The EF-4 tornado that tore through the Hattiesburg area 17 months ago caused heavy damage to the southern edge of the Southern Miss campus. The storm destroyed the front half of the Ogletree House, one of the University’s five original buildings. The venerable structure has been since restored to its pre-tornado luster.
“Over the past year and a half, the transformation that has taken place on the southernmost edge of the Hattiesburg campus has been nothing short of incredible,” said Jerry DeFatta, executive director of the Alumni Association. “The restoration of the Ogletree House has been a complete success. As our alumni and friends return to the Ogletree House, I have no doubt they will be impressed by the quality of work done to this historic facility.”
The College of Arts & Letters took a substantial hit from the tornado, forcing displacement of many students. Multiple music and visual arts facilities were damaged, including the Jazz Lab, Mannoni Performing Arts Center and Marsh Hall.
“While the tornado damage was traumatic, the outpouring of support from our university community, the commitment of our architects, engineers and physical plant employees, and the tireless work of our faculty and staff have enabled our programs in art and music to reposition their programs to much improved renovated facilities – aligning our facilities to the high quality of our arts programs they serve,” said Dr. Steven Moser, dean of the College of Arts & Letters.
The tornado’s destructive path cut directly across the front porch of the Hattiesburg campus, permanently altering the University’s venerable landscape. More than 75 mature trees were lost in the storm. Almost immediately, officials announced a landscape restoration project that has produced impressive results. New trees, sodding, shrubbery, sidewalks and lighting have helped transform the once-tattered landscape into a beautiful showcase. Enhancements also included a major renovation of historic Lake Byron.
Dr. Christopher Crenshaw, associate vice president for facilities planning and management, notes that while important work remains to be done, huge strides have been made in restoring the campus’ scenic beauty.

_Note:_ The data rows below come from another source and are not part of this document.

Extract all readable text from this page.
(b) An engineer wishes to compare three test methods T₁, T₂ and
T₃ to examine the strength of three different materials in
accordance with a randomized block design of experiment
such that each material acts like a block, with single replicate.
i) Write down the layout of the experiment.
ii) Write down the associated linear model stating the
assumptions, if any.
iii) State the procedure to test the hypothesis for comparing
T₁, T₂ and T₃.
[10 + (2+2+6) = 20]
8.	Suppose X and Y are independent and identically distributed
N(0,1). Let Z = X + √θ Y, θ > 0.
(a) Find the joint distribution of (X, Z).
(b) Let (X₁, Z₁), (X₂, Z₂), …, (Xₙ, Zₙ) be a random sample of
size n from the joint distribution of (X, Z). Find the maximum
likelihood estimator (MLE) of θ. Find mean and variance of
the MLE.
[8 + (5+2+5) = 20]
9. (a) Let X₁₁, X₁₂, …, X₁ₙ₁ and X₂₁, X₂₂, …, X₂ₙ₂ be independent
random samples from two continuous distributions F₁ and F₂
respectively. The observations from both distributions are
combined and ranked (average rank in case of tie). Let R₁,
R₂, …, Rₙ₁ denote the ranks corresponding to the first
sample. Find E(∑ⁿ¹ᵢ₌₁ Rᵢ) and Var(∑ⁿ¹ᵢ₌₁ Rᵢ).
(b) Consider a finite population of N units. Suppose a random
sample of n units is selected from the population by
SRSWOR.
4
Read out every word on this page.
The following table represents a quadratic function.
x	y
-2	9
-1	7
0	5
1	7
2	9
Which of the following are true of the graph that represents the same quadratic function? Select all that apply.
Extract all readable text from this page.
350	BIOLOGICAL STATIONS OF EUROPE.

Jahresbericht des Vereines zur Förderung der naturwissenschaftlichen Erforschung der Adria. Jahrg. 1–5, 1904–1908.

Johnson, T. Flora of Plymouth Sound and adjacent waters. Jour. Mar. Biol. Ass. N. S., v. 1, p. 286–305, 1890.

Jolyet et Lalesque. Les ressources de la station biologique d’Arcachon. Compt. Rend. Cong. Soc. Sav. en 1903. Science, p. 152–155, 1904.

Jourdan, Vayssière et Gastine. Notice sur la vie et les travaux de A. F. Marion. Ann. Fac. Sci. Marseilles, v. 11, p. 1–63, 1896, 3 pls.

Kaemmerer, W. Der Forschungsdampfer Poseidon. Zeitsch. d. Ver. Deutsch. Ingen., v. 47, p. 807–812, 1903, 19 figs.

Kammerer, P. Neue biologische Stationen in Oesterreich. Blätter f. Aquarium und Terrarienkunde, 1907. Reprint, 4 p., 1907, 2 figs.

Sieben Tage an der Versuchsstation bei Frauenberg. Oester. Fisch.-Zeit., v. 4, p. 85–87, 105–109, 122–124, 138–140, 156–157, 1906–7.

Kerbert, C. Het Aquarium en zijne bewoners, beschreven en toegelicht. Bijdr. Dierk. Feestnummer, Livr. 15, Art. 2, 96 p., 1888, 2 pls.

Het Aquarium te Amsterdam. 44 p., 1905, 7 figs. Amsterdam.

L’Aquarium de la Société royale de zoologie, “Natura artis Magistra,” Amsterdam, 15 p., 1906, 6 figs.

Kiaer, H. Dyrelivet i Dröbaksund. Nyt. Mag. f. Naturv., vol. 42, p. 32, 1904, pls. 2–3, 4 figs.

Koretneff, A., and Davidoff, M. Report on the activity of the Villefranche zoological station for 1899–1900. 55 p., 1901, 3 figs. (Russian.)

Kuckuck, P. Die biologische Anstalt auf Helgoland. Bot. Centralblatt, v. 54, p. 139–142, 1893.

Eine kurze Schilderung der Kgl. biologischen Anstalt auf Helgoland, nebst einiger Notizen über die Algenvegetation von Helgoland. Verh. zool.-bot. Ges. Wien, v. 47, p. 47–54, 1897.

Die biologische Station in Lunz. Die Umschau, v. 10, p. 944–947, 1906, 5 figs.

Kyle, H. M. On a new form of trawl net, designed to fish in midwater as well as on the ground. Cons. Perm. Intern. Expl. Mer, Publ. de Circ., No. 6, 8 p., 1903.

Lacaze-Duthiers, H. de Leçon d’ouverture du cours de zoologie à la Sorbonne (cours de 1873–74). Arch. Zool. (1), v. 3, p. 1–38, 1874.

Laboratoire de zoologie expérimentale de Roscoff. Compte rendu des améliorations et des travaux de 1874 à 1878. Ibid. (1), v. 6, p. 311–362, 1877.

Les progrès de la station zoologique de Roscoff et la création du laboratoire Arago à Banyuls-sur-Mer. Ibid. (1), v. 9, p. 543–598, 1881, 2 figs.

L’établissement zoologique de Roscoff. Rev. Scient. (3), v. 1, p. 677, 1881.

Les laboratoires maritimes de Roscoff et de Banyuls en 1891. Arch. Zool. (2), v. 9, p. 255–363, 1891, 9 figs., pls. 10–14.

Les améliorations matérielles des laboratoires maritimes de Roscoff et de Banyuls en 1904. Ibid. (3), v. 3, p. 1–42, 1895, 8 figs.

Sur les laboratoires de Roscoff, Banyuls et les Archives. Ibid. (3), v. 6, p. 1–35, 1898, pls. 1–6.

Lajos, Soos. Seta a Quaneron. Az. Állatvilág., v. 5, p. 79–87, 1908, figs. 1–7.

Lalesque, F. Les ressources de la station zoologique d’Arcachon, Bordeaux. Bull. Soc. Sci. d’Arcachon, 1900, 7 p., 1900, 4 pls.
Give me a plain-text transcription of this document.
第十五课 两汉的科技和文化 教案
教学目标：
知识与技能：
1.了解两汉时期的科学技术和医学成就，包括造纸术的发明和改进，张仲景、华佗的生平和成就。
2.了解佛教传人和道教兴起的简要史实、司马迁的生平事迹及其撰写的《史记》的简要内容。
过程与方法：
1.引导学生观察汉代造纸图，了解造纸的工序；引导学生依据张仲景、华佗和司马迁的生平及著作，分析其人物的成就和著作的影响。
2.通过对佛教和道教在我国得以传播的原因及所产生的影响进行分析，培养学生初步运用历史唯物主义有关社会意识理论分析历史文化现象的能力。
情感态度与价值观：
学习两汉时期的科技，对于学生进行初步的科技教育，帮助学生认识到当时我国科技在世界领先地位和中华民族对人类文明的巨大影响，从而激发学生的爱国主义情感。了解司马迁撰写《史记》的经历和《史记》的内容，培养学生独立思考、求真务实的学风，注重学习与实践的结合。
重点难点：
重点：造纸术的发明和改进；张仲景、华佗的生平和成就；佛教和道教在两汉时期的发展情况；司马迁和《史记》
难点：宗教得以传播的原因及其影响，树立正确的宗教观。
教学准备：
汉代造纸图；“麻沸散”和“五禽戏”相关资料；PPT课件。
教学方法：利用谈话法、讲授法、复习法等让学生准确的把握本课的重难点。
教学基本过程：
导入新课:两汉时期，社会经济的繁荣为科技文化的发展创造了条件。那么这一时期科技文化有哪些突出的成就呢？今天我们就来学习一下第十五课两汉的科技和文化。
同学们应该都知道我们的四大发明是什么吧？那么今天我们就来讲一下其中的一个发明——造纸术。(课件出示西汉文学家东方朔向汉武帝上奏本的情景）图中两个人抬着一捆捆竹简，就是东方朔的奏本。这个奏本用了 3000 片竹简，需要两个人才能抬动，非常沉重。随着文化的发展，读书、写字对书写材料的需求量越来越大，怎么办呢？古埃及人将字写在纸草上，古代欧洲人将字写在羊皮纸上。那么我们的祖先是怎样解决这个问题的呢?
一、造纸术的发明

“We are proud of our progress and the results of our landscape restoration efforts,” said Crenshaw. “We recognize that these improvements would not have been possible without the generosity of so many who donated to the university’s restoration campaign. We will continue our landscape enhancements believing that the results will positively impact the Southern Miss experience for all of our students, faculty, staff and visitors.”